Fungal canker diseases and Phytopthora are two important conditions to watch for in almond orchards during the dormant season, which is when the peak sporulation of fungal pathogens occurs.
Drew Wolter, Almond Board of California’s senior pest management specialist, said that fungal canker pathogens spread via spores released from fruiting structures. Rain or wind events spread spores to fresh tree wounds or breaks in tree bark.
Following harvest, Wolter said, orchards should be scouted for shaker damage. If pruning is scheduled after harvest, fresh wounds should be treated prophylactically if rain is forecast in the next two weeks.

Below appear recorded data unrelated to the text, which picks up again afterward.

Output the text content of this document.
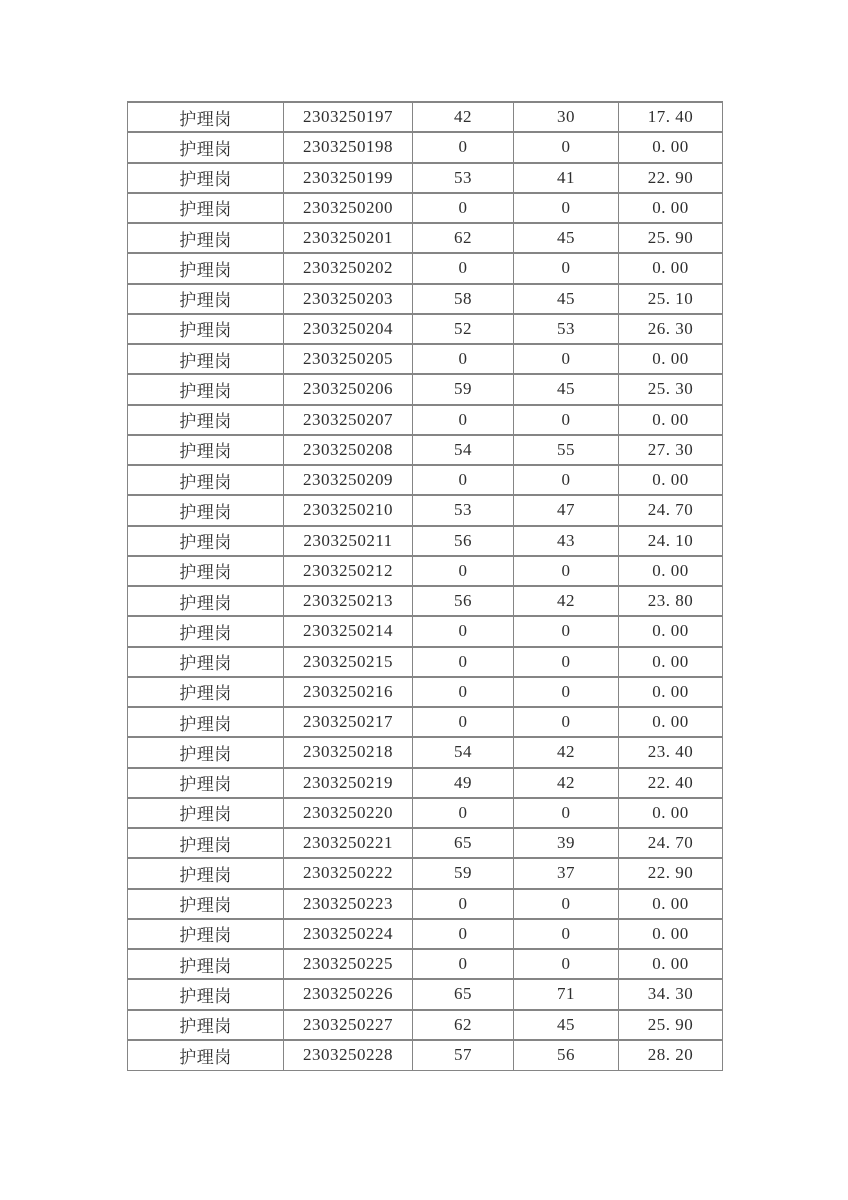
护理岗	2303250197	42	30	17. 40
护理岗	2303250198	0	0	0. 00
护理岗	2303250199	53	41	22. 90
护理岗	2303250200	0	0	0. 00
护理岗	2303250201	62	45	25. 90
护理岗	2303250202	0	0	0. 00
护理岗	2303250203	58	45	25. 10
护理岗	2303250204	52	53	26. 30
护理岗	2303250205	0	0	0. 00
护理岗	2303250206	59	45	25. 30
护理岗	2303250207	0	0	0. 00
护理岗	2303250208	54	55	27. 30
护理岗	2303250209	0	0	0. 00
护理岗	2303250210	53	47	24. 70
护理岗	2303250211	56	43	24. 10
护理岗	2303250212	0	0	0. 00
护理岗	2303250213	56	42	23. 80
护理岗	2303250214	0	0	0. 00
护理岗	2303250215	0	0	0. 00
护理岗	2303250216	0	0	0. 00
护理岗	2303250217	0	0	0. 00
护理岗	2303250218	54	42	23. 40
护理岗	2303250219	49	42	22. 40
护理岗	2303250220	0	0	0. 00
护理岗	2303250221	65	39	24. 70
护理岗	2303250222	59	37	22. 90
护理岗	2303250223	0	0	0. 00
护理岗	2303250224	0	0	0. 00
护理岗	2303250225	0	0	0. 00
护理岗	2303250226	65	71	34. 30
护理岗	2303250227	62	45	25. 90
护理岗	2303250228	57	56	28. 20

Pruning wounds in almond trees are susceptible to fungal disease infection, especially if they are made for primary and secondary scaffold selection. Mechanical injury from shakers also opens trees for infection.
Wolter said that research conducted by UCCE Specialist Florent Trouillas has shown good protection of tree wounds treated with Thiophante-methyl and a highly efficacious game-changing biocontrol Trichoderma. Both provide 80% to 100% control when applied immediately after a wound is created. Trichoderma has EPA approval, but is awaiting a California registration.
Wolter recommends not making horizontal cuts (bench cuts) when pruning as they allow rainwater to sit on the surface of the wound. Dead, infected wood should be removed from the orchard to reduce the amount of canker disease inoculum in the orchard. Cutting checks in berms to reduce the amount of standing water in the orchard is also recommended.
Pooling or standing water provides an opportunity for the water mold root rot to infect trees when soils are saturated. For aerial Phytopthora, the spread occurs when spores are deposited on limbs or in crotches of trees in windy conditions.
Rootstock selection can play a role in mitigating root rot. USDA-ARS Plant Pathologist Greg Browne’s research has shown that plum parentage rootstocks, including RootPacR, Marianna 2624 and Krymsk-86, are the most resistant to infections while seedling almond rootstock are most susceptible.
Key cultural practices that can aid in mitigation include planting trees on a berm or mound so water can be wicked away from the crown of the tree. Wolter said that water infiltration rates could be maintained using soil amendments or cover crops.
Checks can be cut in berms to allow water to drain away. Removal of tree cartons by the second year is recommended as they catch debris and hold moisture and spores surrounding green, susceptible trunks. Removing debris from tree crotches is another way to minimize the damp environment conducive to fungal infections.